Joos: Nothing is free; there is always a cost associated with an offering. It is about the trade-offs you are willing to make. The customer segment we focus on wants the full capabilities of a UC solution but it also expects an integrated experience due to how people work today. For the very low end of the market, these offerings may be good enough but the customers we focus on expect a "brilliantly simple" solution.

Popular opinion holds that the UC industry will continue to consolidate. As one of the smaller of the major players, do you expect more unsolicited offers? Are you waiting for the right partner or price?
Joos: I can't comment or speculate on any future or potential acquisitions that we might make or companies that may see ShoreTel as attractive. I am focused on building a great company. I see the cloud provider marketplace as very fragmented, and I believe the market leaders will be defined over the next couple of years. But I do see ShoreTel as uniquely positioned to lead the market transition with our common platform, applications, and endpoints. So I feel we have all the assets we need to execute our strategic plans and if opportunities present themselves, then we will carefully consider them, but it will be incremental to our plans.

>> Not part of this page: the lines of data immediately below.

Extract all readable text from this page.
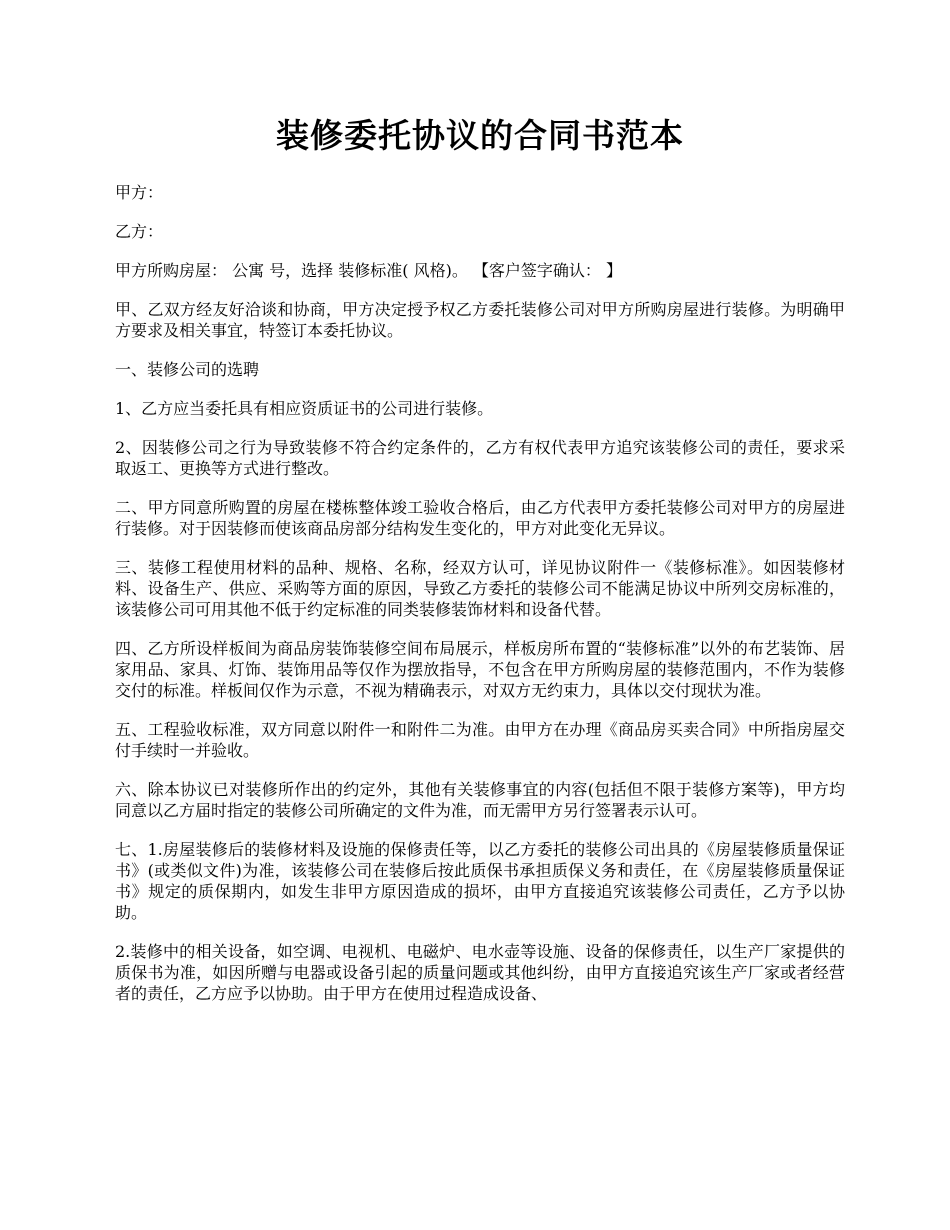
装修委托协议的合同书范本

甲方：

乙方：

甲方所购房屋： 公寓 号，选择 装修标准( 风格)。 【客户签字确认： 】

甲、乙双方经友好洽谈和协商，甲方决定授予权乙方委托装修公司对甲方所购房屋进行装修。为明确甲方要求及相关事宜，特签订本委托协议。

一、装修公司的选聘

1、乙方应当委托具有相应资质证书的公司进行装修。

2、因装修公司之行为导致装修不符合约定条件的，乙方有权代表甲方追究该装修公司的责任，要求采取返工、更换等方式进行整改。

二、甲方同意所购置的房屋在楼栋整体竣工验收合格后，由乙方代表甲方委托装修公司对甲方的房屋进行装修。对于因装修而使该商品房部分结构发生变化的，甲方对此变化无异议。

三、装修工程使用材料的品种、规格、名称，经双方认可，详见协议附件一《装修标准》。如因装修材料、设备生产、供应、采购等方面的原因，导致乙方委托的装修公司不能满足协议中所列交房标准的，该装修公司可用其他不低于约定标准的同类装修装饰材料和设备代替。

四、乙方所设样板间为商品房装饰装修空间布局展示，样板房所布置的“装修标准”以外的布艺装饰、居家用品、家具、灯饰、装饰用品等仅作为摆放指导，不包含在甲方所购房屋的装修范围内，不作为装修交付的标准。样板间仅作为示意，不视为精确表示，对双方无约束力，具体以交付现状为准。

五、工程验收标准，双方同意以附件一和附件二为准。由甲方在办理《商品房买卖合同》中所指房屋交付手续时一并验收。

六、除本协议已对装修所作出的约定外，其他有关装修事宜的内容(包括但不限于装修方案等)，甲方均同意以乙方届时指定的装修公司所确定的文件为准，而无需甲方另行签署表示认可。

七、1.房屋装修后的装修材料及设施的保修责任等，以乙方委托的装修公司出具的《房屋装修质量保证书》(或类似文件)为准，该装修公司在装修后按此质保书承担质保义务和责任，在《房屋装修质量保证书》规定的质保期内，如发生非甲方原因造成的损坏，由甲方直接追究该装修公司责任，乙方予以协助。

2.装修中的相关设备，如空调、电视机、电磁炉、电水壶等设施、设备的保修责任，以生产厂家提供的质保书为准，如因所赠与电器或设备引起的质量问题或其他纠纷，由甲方直接追究该生产厂家或者经营者的责任，乙方应予以协助。由于甲方在使用过程造成设备、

You mentioned the common platform will be a major part of next month's partner conference. Anything else planned?
Joos: It's really much more than the introduction of a common platform; this is about transforming the company to take best advantage of the market opportunity ahead of us. The common platform puts the customer at the center of the R&D thinking and spend, but we have to evolve as a company to grasp that opportunity and accelerate. Under the covers, almost every facet of ShoreTel is being changed in some way to leverage this new platform, [as I mentioned]. This transformation is integral for the new, customer-driven market opportunity, hence the introduction of ShoreTel 2.0 at the partner conference. I'll see you there.

Dave Michels is a contributing editor and analyst at TalkingPointz.